Sonoma County Independent Adopts New Identity

Redesigned paper has new name, bigger circulation and more arts coverage.

october 5, 2000  11:51 am
The Sonoma County Independent is no more. It morphed today into a new paper with "more edge" called the Northern California Bohemian.

"What we've done is given the publication a major facelift," said Rosemary Mackay Olson, publisher of the AAN-member paper. "We're providing a more exciting forum than what we were doing with the Independent."

The name is the most evident change for the 21-year-old alternative paper, but Olson said the paper is expanding and moving in a whole new direction.

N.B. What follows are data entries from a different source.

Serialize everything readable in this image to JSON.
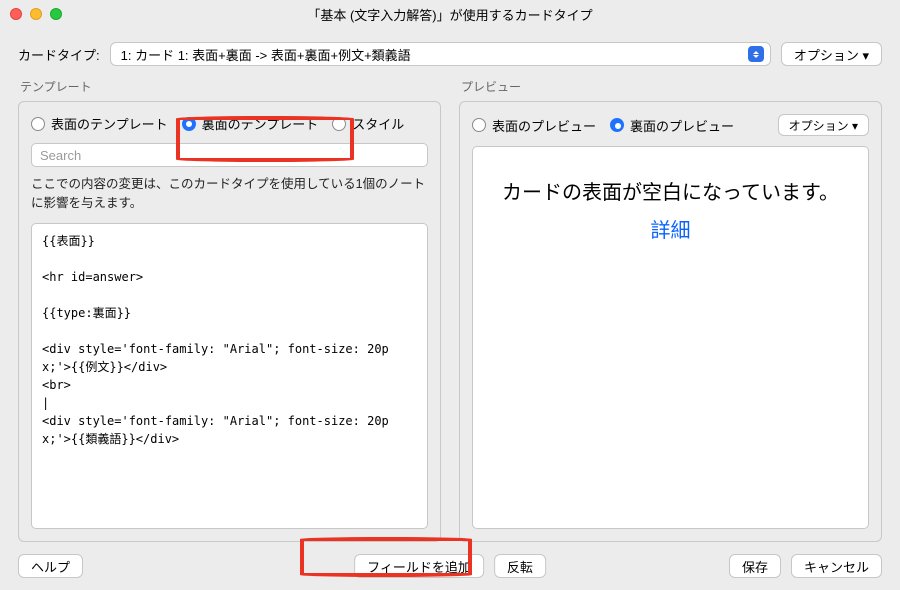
{
  "title": "「基本 (文字入力解答)」が使用するカードタイプ",
  "cardTypeLabel": "カードタイプ:",
  "cardTypeSelected": "1: カード 1: 表面+裏面 -> 表面+裏面+例文+類義語",
  "optionsBtn": "オプション ▾",
  "template": {
    "groupLabel": "テンプレート",
    "radioFront": "表面のテンプレート",
    "radioBack": "裏面のテンプレート",
    "radioStyle": "スタイル",
    "searchPlaceholder": "Search",
    "hint": "ここでの内容の変更は、このカードタイプを使用している1個のノートに影響を与えます。",
    "editorCode": "{{表面}}\n\n<hr id=answer>\n\n{{type:裏面}}\n\n<div style='font-family: \"Arial\"; font-size: 20px;'>{{例文}}</div>\n<br>\n|\n<div style='font-family: \"Arial\"; font-size: 20px;'>{{類義語}}</div>"
  },
  "preview": {
    "groupLabel": "プレビュー",
    "radioFront": "表面のプレビュー",
    "radioBack": "裏面のプレビュー",
    "optionsBtn": "オプション ▾",
    "message": "カードの表面が空白になっています。",
    "link": "詳細"
  },
  "footer": {
    "help": "ヘルプ",
    "addField": "フィールドを追加",
    "flip": "反転",
    "save": "保存",
    "cancel": "キャンセル"
  }
}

The Bohemian hit the streets today with a new design, an increased circulation in Napa and Marin Counties and more cultural reporting.

Just last month the Santa Rosa paper moved into a "hip" new office at the Luther Burbank Center for the Arts, Olson said. The paper will have more coverage of the art scene, but will continue publishing investigative pieces, she said.

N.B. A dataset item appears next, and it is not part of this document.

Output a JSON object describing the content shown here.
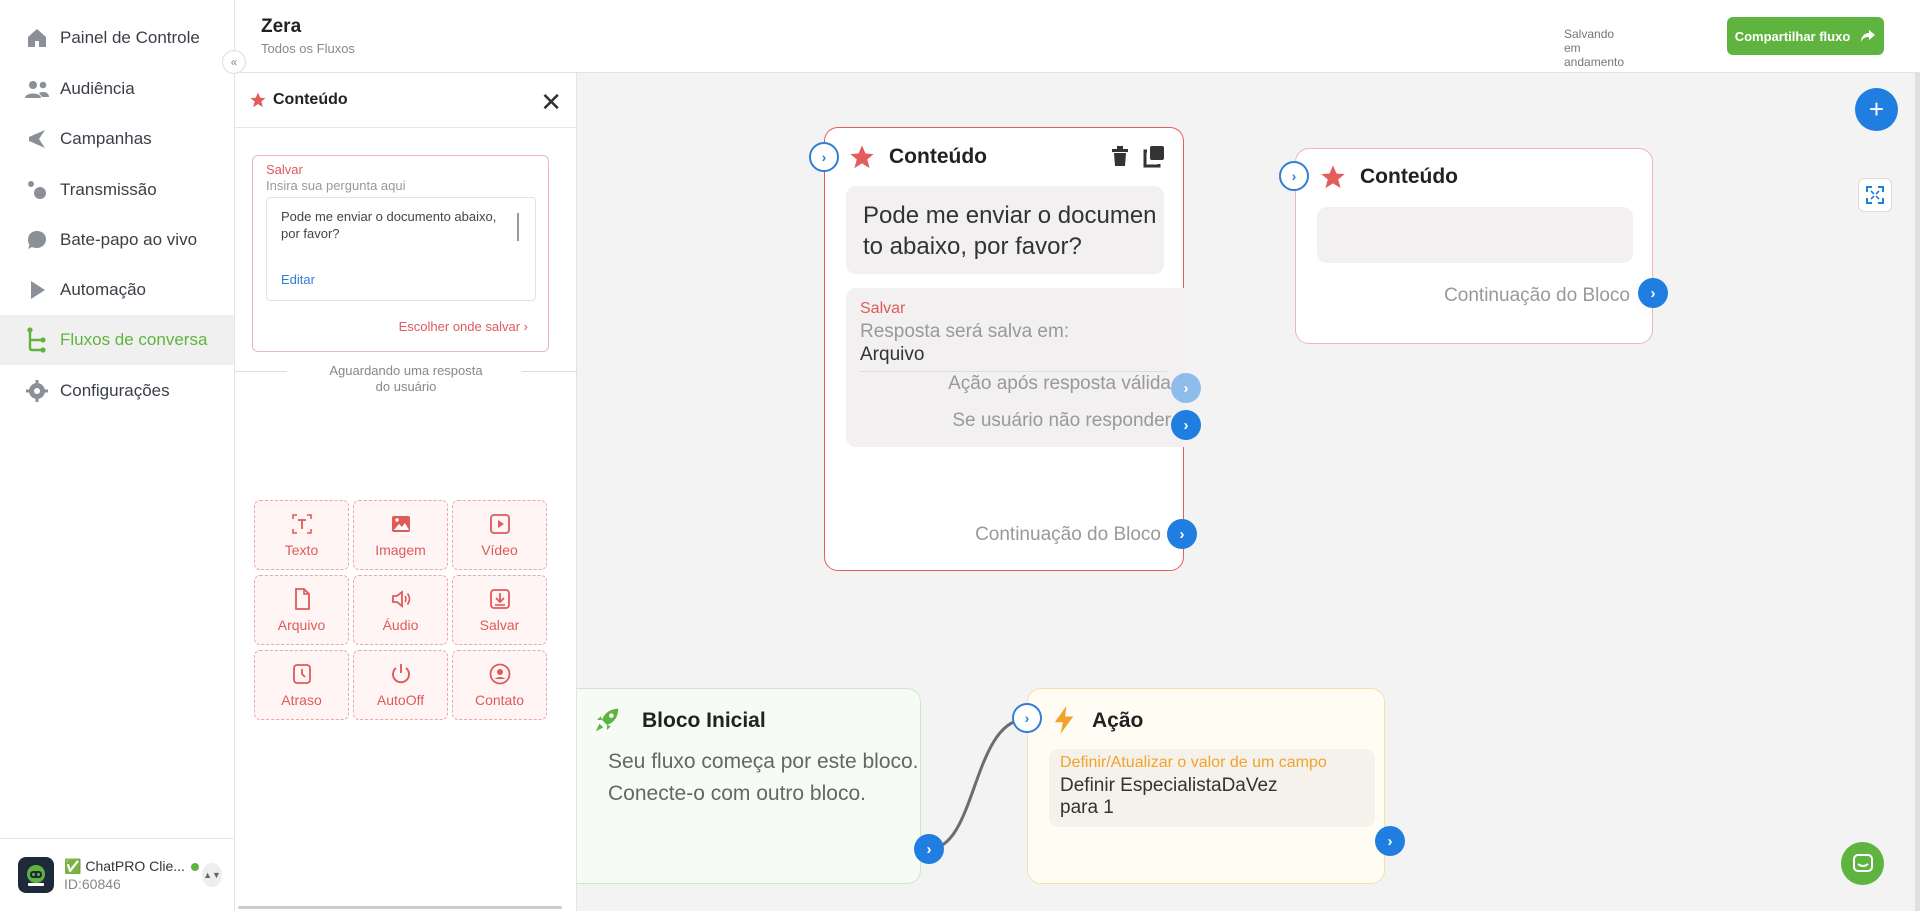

Olson projects the Bohemian will reach 100,000 people with its 37,000 circulation, up from the 35,500 papers it was printing as the Independent. The paper started distributing in Napa eight months ago and now -- as the Bohemian -- will reach as far as Marin County.

"We'll keep growing," Olson predicted.

The Sonoma County Independent was first launched in 1979 as The Paper. It was purchased in 1994 by Silicon Valley-based Metro Newspapers Group, a chain with 10 weeklies (including AAN members Metro Silicon Valley and Metro Santa Cruz ). The group has a combined circulation of 280,000.